Paisley's legacy, if we really must call it that, could be seen on the streets of
Northern Ireland last December when loyalists suffering from delayed shock realised
they'd been lied to and that "never, never, never" really translated as 'not until
I'm top dog'.

Proof that the hardline 'papist'-hating preacher was willing to compromise for power
came not from his enemies but in his own words.

He admits changing his mind about the demand for "sackcloth and ashes"-style proof
of IRA decommissioning after being convinced the process had taken place by a
Catholic priest - Fr Alec Reid.

The most revealing aspect of those interviews was not the dramatic breakdown in
relations with Peter Robinson or that Nigel Dodds apparently grew a backbone and
told the ageing dictator to get out of town by Friday. No, what really made people
sit up and take notice was the formidable nature of Eileen Paisley, who is not a
woman you'd want to go home to on a Friday with a fiver short in your wage packet.
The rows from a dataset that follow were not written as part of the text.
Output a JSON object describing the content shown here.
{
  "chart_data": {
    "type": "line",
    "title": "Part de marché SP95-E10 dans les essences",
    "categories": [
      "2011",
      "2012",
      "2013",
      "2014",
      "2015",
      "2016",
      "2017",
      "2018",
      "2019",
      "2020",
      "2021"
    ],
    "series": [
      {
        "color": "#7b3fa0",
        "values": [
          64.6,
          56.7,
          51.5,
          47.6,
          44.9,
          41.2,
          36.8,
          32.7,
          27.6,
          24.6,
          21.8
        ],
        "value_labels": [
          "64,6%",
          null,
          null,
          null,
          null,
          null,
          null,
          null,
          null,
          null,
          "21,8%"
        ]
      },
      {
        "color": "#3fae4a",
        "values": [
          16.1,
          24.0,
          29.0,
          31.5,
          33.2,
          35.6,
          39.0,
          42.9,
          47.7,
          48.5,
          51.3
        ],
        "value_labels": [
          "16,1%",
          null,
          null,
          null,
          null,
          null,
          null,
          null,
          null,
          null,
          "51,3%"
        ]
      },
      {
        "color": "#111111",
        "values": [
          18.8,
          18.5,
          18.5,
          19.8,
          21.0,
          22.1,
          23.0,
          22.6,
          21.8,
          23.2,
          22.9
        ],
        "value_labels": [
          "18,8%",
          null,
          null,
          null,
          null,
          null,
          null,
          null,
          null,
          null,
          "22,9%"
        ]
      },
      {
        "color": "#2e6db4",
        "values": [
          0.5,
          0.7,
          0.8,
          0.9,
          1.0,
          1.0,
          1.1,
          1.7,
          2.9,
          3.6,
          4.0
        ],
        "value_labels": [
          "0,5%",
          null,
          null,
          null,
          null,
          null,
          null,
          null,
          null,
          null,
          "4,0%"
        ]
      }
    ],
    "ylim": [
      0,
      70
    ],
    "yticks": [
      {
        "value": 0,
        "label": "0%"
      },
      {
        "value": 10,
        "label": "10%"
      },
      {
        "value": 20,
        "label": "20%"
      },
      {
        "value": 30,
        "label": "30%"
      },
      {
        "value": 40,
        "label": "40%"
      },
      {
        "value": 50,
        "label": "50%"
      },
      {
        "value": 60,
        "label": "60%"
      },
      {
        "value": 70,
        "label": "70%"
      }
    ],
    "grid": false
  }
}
While Timothy Johnson may have been acting officially as Paisley's special adviser
it seems it was his wife who was really calling the shots.

Those of us who grew up listening to the booming and vitriolic preachings of Paisley
screeching out from our televisions were taken aback by the revelation that it's his
wife who wears the trousers in the Paisley household.

Not only did we find out she was on the verge of ramming a document down the throat
of Timothy Johnson for daring to criticise her colourful son Ian Og but also that
the DUP leader would never have signed up to power sharing had she not given it her
blessing.

In a party dominated for years by grey-haired dinosaurs who don't believe in
dinosaurs, we find out that unknown to us - and it seems the DUP electorate - the
party was being unwittingly led by a very respectable Free Presbyterian housewife.

Mrs Paisley had harboured political ambitions of her own. As a young woman she was
elected to Belfast council, a role she obviously relished but relinquished to
loyally support her husband.

Maybe she realised a woman would never be accepted in a position of power in such a
closed male-dominated club and she was better placed ruling by stealth as her
husband's trusted and most loyal adviser.

Mrs Paisley was portrayed as the perfect wife and mother in Mallie's interviews,
dressed primly in front of a display cabinet full of sentimental family trinkets and
well dusted ornaments.

A far cry from femme fatale Iris Robinson, a scarlet women dressed in designer
leather with harsh eyeliner and a taste in much younger men.

It was carefully choreographed to cause maximum damage to his former protege Peter
Robinson both politically and personally.